Oct 5, 2010|
A better way of making money in stocks
If given a choice, what would you rather be? The purchaser of a full business or a part owner of a business. Well, what kind of a question is this you would ask? Almost anyone would want to be a full owner.
Yes, we believe this is indeed the logical answer to an illogical question. If there is enough money and resources at disposal, then one would indeed want to buy a full business rather than have a fractional ownership of it.
However, there is one place where this logic can virtually be turned on its head. And this place answers to the name of stock markets. You see, in stock markets, the person who buys a fractional ownership in a business can get in a much better position than someone who buys the whole firm.
Buying a whole firm is a tricky affair. The transaction usually takes place between a very well informed buyer and an equally well informed seller.
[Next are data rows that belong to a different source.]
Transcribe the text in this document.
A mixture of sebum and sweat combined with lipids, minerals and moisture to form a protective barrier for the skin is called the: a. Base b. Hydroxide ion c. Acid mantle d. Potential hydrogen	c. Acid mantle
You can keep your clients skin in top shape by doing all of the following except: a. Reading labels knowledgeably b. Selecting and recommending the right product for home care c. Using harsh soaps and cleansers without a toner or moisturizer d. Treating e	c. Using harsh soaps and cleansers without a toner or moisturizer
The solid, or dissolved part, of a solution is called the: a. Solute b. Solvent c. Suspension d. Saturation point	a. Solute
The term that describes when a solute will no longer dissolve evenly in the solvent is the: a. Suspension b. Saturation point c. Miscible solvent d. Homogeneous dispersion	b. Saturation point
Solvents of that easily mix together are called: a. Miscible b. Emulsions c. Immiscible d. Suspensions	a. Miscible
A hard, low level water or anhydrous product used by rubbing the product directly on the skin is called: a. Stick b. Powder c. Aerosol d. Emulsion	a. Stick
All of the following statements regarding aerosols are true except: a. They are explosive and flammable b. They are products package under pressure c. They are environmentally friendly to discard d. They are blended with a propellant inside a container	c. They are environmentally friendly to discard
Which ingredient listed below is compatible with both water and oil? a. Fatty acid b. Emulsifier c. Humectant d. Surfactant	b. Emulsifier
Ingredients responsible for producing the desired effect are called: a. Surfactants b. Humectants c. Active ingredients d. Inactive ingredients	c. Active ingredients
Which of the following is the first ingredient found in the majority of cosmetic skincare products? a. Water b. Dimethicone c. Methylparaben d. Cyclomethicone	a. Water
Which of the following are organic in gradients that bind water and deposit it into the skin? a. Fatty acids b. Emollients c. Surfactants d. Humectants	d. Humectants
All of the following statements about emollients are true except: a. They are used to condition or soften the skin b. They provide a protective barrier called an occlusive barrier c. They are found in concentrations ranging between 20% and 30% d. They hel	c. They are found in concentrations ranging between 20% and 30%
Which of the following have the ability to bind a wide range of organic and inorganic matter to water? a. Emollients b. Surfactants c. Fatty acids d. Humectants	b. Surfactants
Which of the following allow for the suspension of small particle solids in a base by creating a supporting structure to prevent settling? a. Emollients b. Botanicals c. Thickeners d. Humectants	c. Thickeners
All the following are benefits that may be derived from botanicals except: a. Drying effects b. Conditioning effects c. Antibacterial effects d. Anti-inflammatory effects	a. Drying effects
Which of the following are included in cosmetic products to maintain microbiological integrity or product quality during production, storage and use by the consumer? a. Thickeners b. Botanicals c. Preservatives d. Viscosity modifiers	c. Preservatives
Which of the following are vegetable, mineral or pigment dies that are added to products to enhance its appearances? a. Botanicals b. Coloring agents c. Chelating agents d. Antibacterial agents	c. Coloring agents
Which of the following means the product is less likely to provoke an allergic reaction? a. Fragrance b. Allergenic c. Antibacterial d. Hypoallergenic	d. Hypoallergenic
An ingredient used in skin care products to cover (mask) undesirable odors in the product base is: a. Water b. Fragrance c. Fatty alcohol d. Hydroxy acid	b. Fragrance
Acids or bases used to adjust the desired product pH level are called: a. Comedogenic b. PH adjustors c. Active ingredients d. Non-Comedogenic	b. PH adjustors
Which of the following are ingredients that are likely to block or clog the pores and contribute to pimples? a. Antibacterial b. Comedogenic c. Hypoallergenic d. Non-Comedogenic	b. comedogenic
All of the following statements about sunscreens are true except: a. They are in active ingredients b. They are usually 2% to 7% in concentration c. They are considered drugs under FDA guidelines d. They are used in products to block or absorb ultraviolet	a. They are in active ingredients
Furthermore, acquisition of a full company may not always be a one horse race. There could emerge several other players who would evince interest in the same company.
Common sense tells us that such a scenario is never good from a purchase price point of view. There are some very strong chances that the firm that ends up buying the target company is paying a very steep price for the same. Thus, the possibility of the target company creating good long term value for the buyer gets diluted to that extent.
Now contrast this with buying fractional ownership of a business from the stock markets. Sometimes, the stock markets are priced expensive and sometimes, they are priced very cheap like the environment that prevailed in late 2008 and early to mid 2009.
This environment was a stock picker's dream come true. Even the best businesses were trading at a fraction of the price that they would have been sold at had it been a complete 100% acquisition. Thus, buying a fractional ownership in such an environment would have been indeed more profitable from a long term value creation point of view than buying the whole company.
And this is the beauty of stock markets. A small part of some really fantastic businesses sometimes sell at a fraction of the price that it would command in a deal involving the entire company.
It is this approach that would do an investor a world of good. Most investors view stocks as nothing but pieces of paper that have to be bought low and sold high. Very few people think of them as fractional ownership in businesses, one that has to be persisted with for a very long term.
Firstly, only buy good businesses that are trading at a fraction of the price that they would command in a fully negotiated transaction involving the entire company. And once bought, never try coming out of it unless there is some real deterioration in the long term fundamentals of the company. Trust us, there are very few better ways of getting rich through stocks than the one just mentioned.